Ensuring that hospitals in England and North Wales are kept well stocked with blood is a major concern for the National Blood Service (NBS). But the problem is now being addressed with an innovative pilot scheme using SMS (Short Message Service) text messaging.
Blood has a shelf life of 35 days and platelets, which are used in the treatment of cancer, last just five days. As only 6% of the eligible population gives blood, keeping track of donors is a major consideration.
Traditionally, the NBS has relied on a system of postal reminders to keep in touch with its donors. But, according to NBS marketing initiatives manager Martin Weller, it was only getting a 10% response using this approach. "There was a huge amount of room for improvement," he says.
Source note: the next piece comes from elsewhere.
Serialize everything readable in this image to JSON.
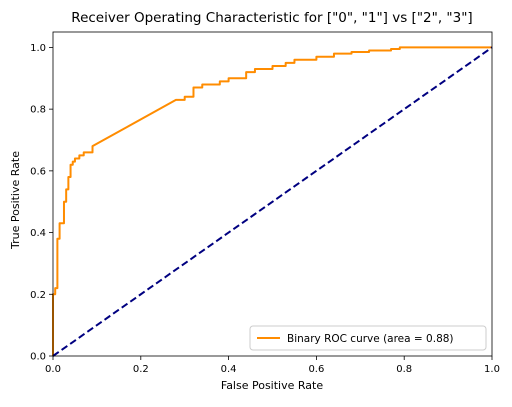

The NBS first started looking into using SMS about three years ago and approached BT Cellnet as a possible partner. However, Weller says the medium was not reliable enough at the time.
Then last year NBS was approached by mobile messaging firm Boltblue, and it decided to implement a pilot scheme involving students. Weller explains that more than 20,000 students give blood every year. The problem is they move around a lot and keeping track of them is particularly difficult.
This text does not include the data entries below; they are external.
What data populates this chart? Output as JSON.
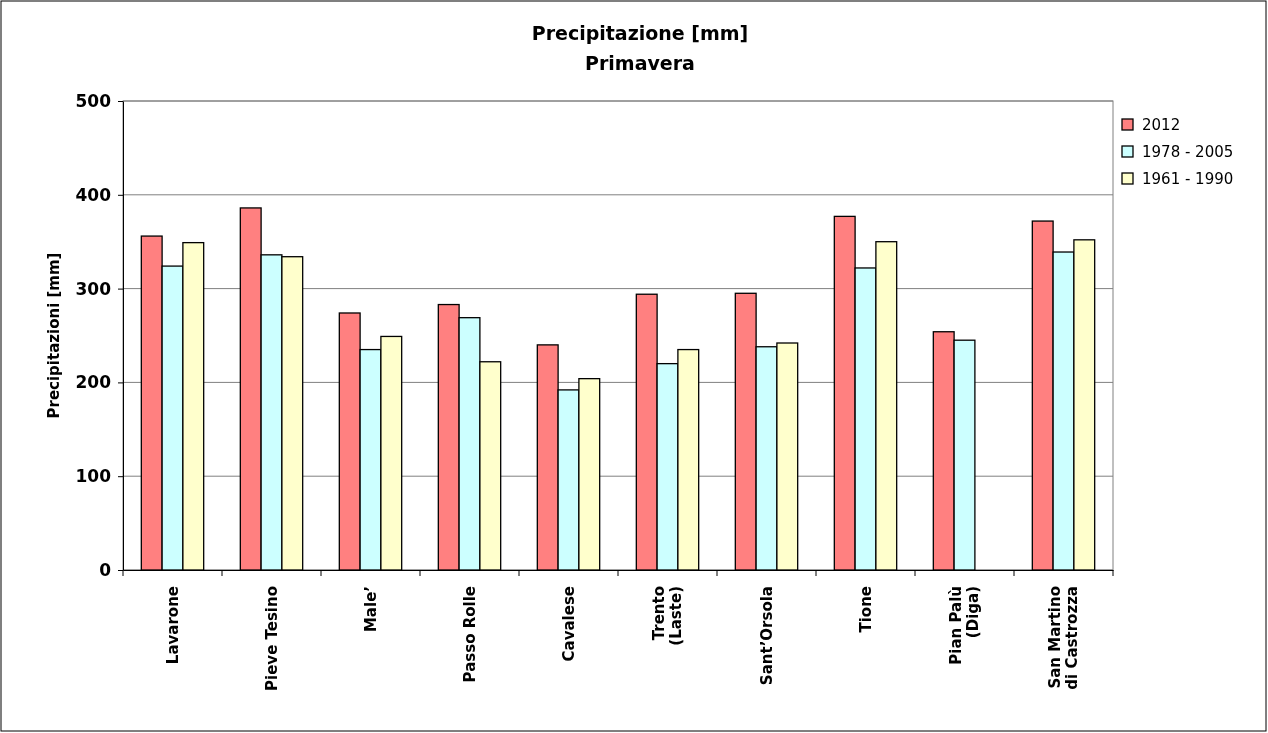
{
  "chart_data": {
    "type": "bar",
    "title": "Precipitazione [mm]",
    "subtitle": "Primavera",
    "ylabel": "Precipitazioni [mm]",
    "categories": [
      "Lavarone",
      "Pieve Tesino",
      "Male’",
      "Passo Rolle",
      "Cavalese",
      "Trento\n(Laste)",
      "Sant’Orsola",
      "Tione",
      "Pian Palù\n(Diga)",
      "San Martino\ndi Castrozza"
    ],
    "series": [
      {
        "name": "2012",
        "color": "#ff8080",
        "values": [
          356,
          386,
          274,
          283,
          240,
          294,
          295,
          377,
          254,
          372
        ]
      },
      {
        "name": "1978 - 2005",
        "color": "#ccffff",
        "values": [
          324,
          336,
          235,
          269,
          192,
          220,
          238,
          322,
          245,
          339
        ]
      },
      {
        "name": "1961 - 1990",
        "color": "#ffffcc",
        "values": [
          349,
          334,
          249,
          222,
          204,
          235,
          242,
          350,
          null,
          352
        ]
      }
    ],
    "ylim": [
      0,
      500
    ],
    "yticks": [
      0,
      100,
      200,
      300,
      400,
      500
    ],
    "grid": "y",
    "legend": "right"
  }
}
The pilot scheme was launched at the end of last year, involving five universities and colleges in London and the South-East. The NBS found that the number of students responding to the SMS messages reminding them to give blood was 30% higher than with postal reminder campaigns. A further trial involving 25 colleges and universities in the area achieved similar results.
As well as being more effective, the scheme was cheaper and more flexible, says Weller. The NBS can send five SMS messages for the cost of a second class stamp.
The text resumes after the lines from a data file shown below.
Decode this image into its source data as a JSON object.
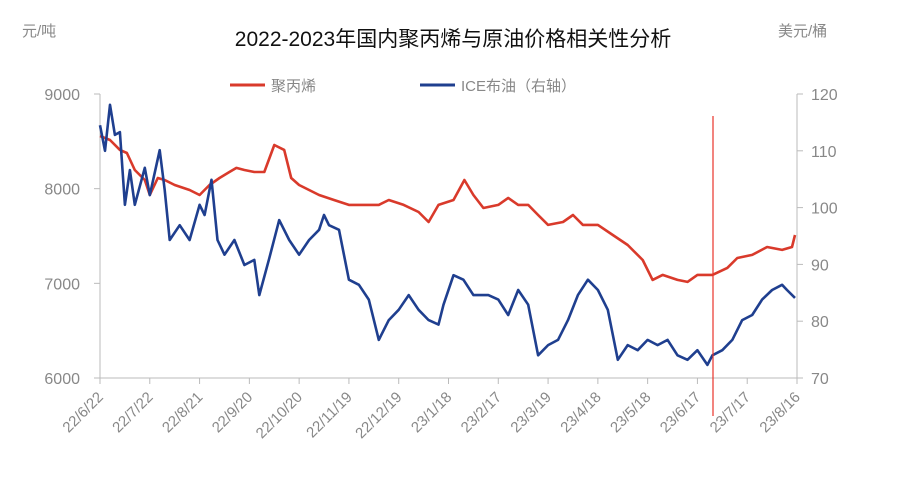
{
  "chart_data": {
    "type": "line",
    "title": "2022-2023年国内聚丙烯与原油价格相关性分析",
    "ylabel_left": "元/吨",
    "ylabel_right": "美元/桶",
    "ylim_left": [
      6000,
      9000
    ],
    "yticks_left": [
      6000,
      7000,
      8000,
      9000
    ],
    "ylim_right": [
      70,
      120
    ],
    "yticks_right": [
      70,
      80,
      90,
      100,
      110,
      120
    ],
    "categories": [
      "22/6/22",
      "22/7/22",
      "22/8/21",
      "22/9/20",
      "22/10/20",
      "22/11/19",
      "22/12/19",
      "23/1/18",
      "23/2/17",
      "23/3/19",
      "23/4/18",
      "23/5/18",
      "23/6/17",
      "23/7/17",
      "23/8/16"
    ],
    "legend_position": "top-center",
    "grid": false,
    "series": [
      {
        "name": "聚丙烯",
        "axis": "left",
        "color": "#d93a2b",
        "points": [
          [
            0,
            8556
          ],
          [
            0.2,
            8514
          ],
          [
            0.4,
            8409
          ],
          [
            0.54,
            8377
          ],
          [
            0.7,
            8197
          ],
          [
            0.9,
            8092
          ],
          [
            1,
            7933
          ],
          [
            1.16,
            8113
          ],
          [
            1.3,
            8092
          ],
          [
            1.5,
            8039
          ],
          [
            1.8,
            7986
          ],
          [
            2,
            7933
          ],
          [
            2.2,
            8039
          ],
          [
            2.4,
            8113
          ],
          [
            2.6,
            8176
          ],
          [
            2.74,
            8219
          ],
          [
            2.9,
            8197
          ],
          [
            3.1,
            8176
          ],
          [
            3.3,
            8176
          ],
          [
            3.5,
            8461
          ],
          [
            3.7,
            8409
          ],
          [
            3.84,
            8113
          ],
          [
            4,
            8039
          ],
          [
            4.2,
            7986
          ],
          [
            4.4,
            7933
          ],
          [
            4.7,
            7880
          ],
          [
            5,
            7828
          ],
          [
            5.3,
            7828
          ],
          [
            5.6,
            7828
          ],
          [
            5.8,
            7880
          ],
          [
            6.1,
            7828
          ],
          [
            6.4,
            7754
          ],
          [
            6.6,
            7648
          ],
          [
            6.8,
            7828
          ],
          [
            7.1,
            7880
          ],
          [
            7.32,
            8092
          ],
          [
            7.5,
            7933
          ],
          [
            7.7,
            7796
          ],
          [
            8,
            7828
          ],
          [
            8.2,
            7902
          ],
          [
            8.4,
            7828
          ],
          [
            8.6,
            7828
          ],
          [
            8.8,
            7722
          ],
          [
            9,
            7617
          ],
          [
            9.3,
            7648
          ],
          [
            9.5,
            7722
          ],
          [
            9.7,
            7617
          ],
          [
            10,
            7617
          ],
          [
            10.3,
            7511
          ],
          [
            10.6,
            7405
          ],
          [
            10.9,
            7247
          ],
          [
            11.1,
            7036
          ],
          [
            11.3,
            7089
          ],
          [
            11.6,
            7036
          ],
          [
            11.8,
            7015
          ],
          [
            12,
            7089
          ],
          [
            12.3,
            7089
          ],
          [
            12.6,
            7163
          ],
          [
            12.8,
            7268
          ],
          [
            13.1,
            7300
          ],
          [
            13.4,
            7384
          ],
          [
            13.7,
            7353
          ],
          [
            13.9,
            7384
          ],
          [
            13.96,
            7511
          ]
        ]
      },
      {
        "name": "ICE布油（右轴）",
        "axis": "right",
        "color": "#1f3f8f",
        "points": [
          [
            0,
            114.5
          ],
          [
            0.1,
            110.0
          ],
          [
            0.2,
            118.1
          ],
          [
            0.3,
            112.8
          ],
          [
            0.4,
            113.3
          ],
          [
            0.5,
            100.5
          ],
          [
            0.6,
            106.6
          ],
          [
            0.7,
            100.5
          ],
          [
            0.9,
            107.0
          ],
          [
            1,
            102.2
          ],
          [
            1.2,
            110.1
          ],
          [
            1.3,
            103.1
          ],
          [
            1.4,
            94.3
          ],
          [
            1.6,
            96.9
          ],
          [
            1.8,
            94.3
          ],
          [
            2,
            100.5
          ],
          [
            2.1,
            98.7
          ],
          [
            2.24,
            104.9
          ],
          [
            2.36,
            94.3
          ],
          [
            2.5,
            91.7
          ],
          [
            2.7,
            94.3
          ],
          [
            2.9,
            89.9
          ],
          [
            3.1,
            90.8
          ],
          [
            3.2,
            84.6
          ],
          [
            3.4,
            91.1
          ],
          [
            3.6,
            97.8
          ],
          [
            3.8,
            94.3
          ],
          [
            4,
            91.7
          ],
          [
            4.2,
            94.3
          ],
          [
            4.4,
            96.1
          ],
          [
            4.5,
            98.7
          ],
          [
            4.6,
            96.9
          ],
          [
            4.8,
            96.1
          ],
          [
            5,
            87.3
          ],
          [
            5.2,
            86.4
          ],
          [
            5.4,
            83.8
          ],
          [
            5.6,
            76.7
          ],
          [
            5.8,
            80.2
          ],
          [
            6,
            82.0
          ],
          [
            6.2,
            84.6
          ],
          [
            6.4,
            82.0
          ],
          [
            6.6,
            80.2
          ],
          [
            6.8,
            79.4
          ],
          [
            6.9,
            82.9
          ],
          [
            7.1,
            88.1
          ],
          [
            7.3,
            87.3
          ],
          [
            7.5,
            84.6
          ],
          [
            7.8,
            84.6
          ],
          [
            8,
            83.8
          ],
          [
            8.2,
            81.1
          ],
          [
            8.4,
            85.5
          ],
          [
            8.6,
            82.9
          ],
          [
            8.8,
            74.0
          ],
          [
            9,
            75.8
          ],
          [
            9.2,
            76.7
          ],
          [
            9.4,
            80.2
          ],
          [
            9.6,
            84.6
          ],
          [
            9.8,
            87.3
          ],
          [
            10,
            85.5
          ],
          [
            10.2,
            82.0
          ],
          [
            10.4,
            73.2
          ],
          [
            10.6,
            75.8
          ],
          [
            10.8,
            74.9
          ],
          [
            11,
            76.7
          ],
          [
            11.2,
            75.8
          ],
          [
            11.4,
            76.7
          ],
          [
            11.6,
            74.0
          ],
          [
            11.8,
            73.2
          ],
          [
            12,
            74.9
          ],
          [
            12.2,
            72.3
          ],
          [
            12.3,
            74.0
          ],
          [
            12.5,
            74.9
          ],
          [
            12.7,
            76.7
          ],
          [
            12.9,
            80.2
          ],
          [
            13.1,
            81.1
          ],
          [
            13.3,
            83.8
          ],
          [
            13.5,
            85.5
          ],
          [
            13.7,
            86.4
          ],
          [
            13.8,
            85.5
          ],
          [
            13.96,
            84.1
          ]
        ]
      }
    ]
  }
}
Weller points out that the scheme is permission-based. "There is no point in cold-calling people," he says. But the NBS hopes that viral marketing will prove effective, with student donors encouraging their peers to give blood.
The scheme is now open to every college in England and North Wales and next year the NBS plans to offer the scheme to every blood donor in the UK. But Weller says the NBS is "still cautious" and is making sure its systems can handle a national roll out before it proceeds any further.
The SMS service won't replace the system of postal reminders but will work beside it. "It is just another tool in the armoury," says Weller, "But it is relevant to the age group and it is more funky." The NBS is also considering using e-mail to contact regular blood donors.
Weller believes the SMS service will help maintain blood stocks and will prove cost-effective for both the NBS and the taxpayer. "I think it is really going to provide a regular and safe blood supply for the patients who need it," he says.